Mesdames les ministres, on m'a alerté hier soir sur le sort des femmes syriennes, en Syrie et dans les camps de réfugiés des pays frontaliers. Même dans les camps sous contrôle du Haut commissariat des Nations unies pour les réfugiés, elles sont victimes de violences, de viols, de mariages forcés et de mariages de plaisir. Elles sont parfois même enlevées et emmenées dans des pays étrangers. La France pourrait peut-être alerter l'ONU sur ce sujet dramatique.
Le commerce du sexe constitue la troisième source mondiale de revenus illicites, après les armes et la drogue. « On dit que l'esclavage a disparu de la civilisation européenne. C'est une erreur. Il existe toujours. Mais il ne pèse plus que sur la femme, et il s'appelle prostitution. » Cette déclaration de Victor Hugo date du XIXe siècle : elle est malheureusement toujours d'actualité.
La France est un pays de destination de cette traite. La transposition de la directive de 2011 sur la prévention de la traite des êtres humains est une avancée : elle ajoute de nouvelles incriminations liées aux prélèvements d'organes, à l'esclavage – Axelle Lemaire vient d'en parler – et au travail forcé. Toutefois, des questions subsistent. Mesdames les ministres, vous avez tenté d'y répondre ; j'aimerais pouvoir rassurer les associations sur ces aspects.
La définition actuelle de la traite des êtres humains figurant dans le code pénal français dépasse, sur certains points, les exigences des instruments internationaux. Les violences, l'abus d'autorité ou de vulnérabilité constituent des circonstances aggravantes en droit français. Or ces actes sont considérés comme des éléments constitutifs de l'infraction par la directive de 2011. Le projet de loi conduit donc à prendre en compte les moyens employés par l'auteur au titre des éléments constitutifs de la traite.

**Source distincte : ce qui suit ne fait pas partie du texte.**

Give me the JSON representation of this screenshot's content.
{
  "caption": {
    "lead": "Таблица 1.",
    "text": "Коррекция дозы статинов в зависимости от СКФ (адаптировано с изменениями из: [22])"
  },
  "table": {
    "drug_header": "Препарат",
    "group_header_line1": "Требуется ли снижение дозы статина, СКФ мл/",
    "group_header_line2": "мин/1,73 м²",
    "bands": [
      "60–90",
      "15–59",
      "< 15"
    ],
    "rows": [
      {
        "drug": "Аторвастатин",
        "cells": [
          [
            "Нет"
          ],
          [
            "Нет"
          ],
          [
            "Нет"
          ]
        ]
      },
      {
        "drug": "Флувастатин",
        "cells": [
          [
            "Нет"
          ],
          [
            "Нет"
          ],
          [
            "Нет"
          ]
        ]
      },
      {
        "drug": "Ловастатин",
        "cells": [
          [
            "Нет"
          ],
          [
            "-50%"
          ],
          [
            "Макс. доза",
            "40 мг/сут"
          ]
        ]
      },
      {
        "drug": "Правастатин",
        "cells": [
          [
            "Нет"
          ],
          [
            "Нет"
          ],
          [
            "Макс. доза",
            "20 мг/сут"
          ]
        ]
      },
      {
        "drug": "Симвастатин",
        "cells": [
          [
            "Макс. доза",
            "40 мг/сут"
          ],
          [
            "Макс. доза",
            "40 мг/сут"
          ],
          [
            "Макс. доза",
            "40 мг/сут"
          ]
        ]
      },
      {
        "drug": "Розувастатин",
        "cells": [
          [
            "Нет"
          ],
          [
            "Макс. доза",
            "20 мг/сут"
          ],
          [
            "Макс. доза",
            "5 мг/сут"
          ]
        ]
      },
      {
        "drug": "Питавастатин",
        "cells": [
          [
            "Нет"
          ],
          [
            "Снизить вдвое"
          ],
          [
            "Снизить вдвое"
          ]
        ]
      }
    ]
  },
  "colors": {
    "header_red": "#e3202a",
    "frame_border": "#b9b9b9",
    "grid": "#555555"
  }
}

Pour les mineurs, en revanche, l'infraction sera constituée sans tenir compte des moyens employés. Il y avait là, sans doute, un problème. On peut se demander s'il n'aurait pas été souhaitable de maintenir la définition plus protectrice de la traite tant pour les mineurs que pour les majeurs. Des associations, des avocats nous ont alertés sur ce point : ils craignent que cette modification trouble inutilement la lisibilité du droit français, sans améliorer pour autant la protection des victimes. Pouvez-vous, mesdames les ministres, nous rassurer sur ce point ? Cette définition n'est-elle pas moins protectrice pour les femmes qui souhaiteraient porter plainte ?
Par ailleurs, l'abaissement de dix à sept ans de la peine d'emprisonnement encourue par les auteurs de traite ayant fait emploi de contrainte envoie un signal négatif. Des amendements déposés sur ce texte devraient permettre de l'améliorer sur ce point. À cet effet, la délégation aux droits des femmes a proposé des amendements à l'article 1er qui ont été, je crois, acceptés par la commission des lois, ce dont je me félicite. Un autre amendement permet l'accompagnement des victimes par des associations qui peuvent se porter partie civile.
Les articles 16 et 17 de ce projet de loi transposent la convention du Conseil de l'Europe sur la prévention et la lutte contre la violence à l'égard des femmes et la violence domestique signée à Istanbul, le 11 mai 2011. Cette convention précise que la violence faite aux femmes est « une forme de discrimination » et « désigne tous les actes de violences fondés sur le genre. » La notion de genre est définie précisément à l'article 3 de cette convention, qui rappelle que les femmes et les filles sont souvent exposées à des formes graves de violence, telles que le harcèlement sexuel, le viol, le mariage forcé, du fait même qu'elles sont femmes.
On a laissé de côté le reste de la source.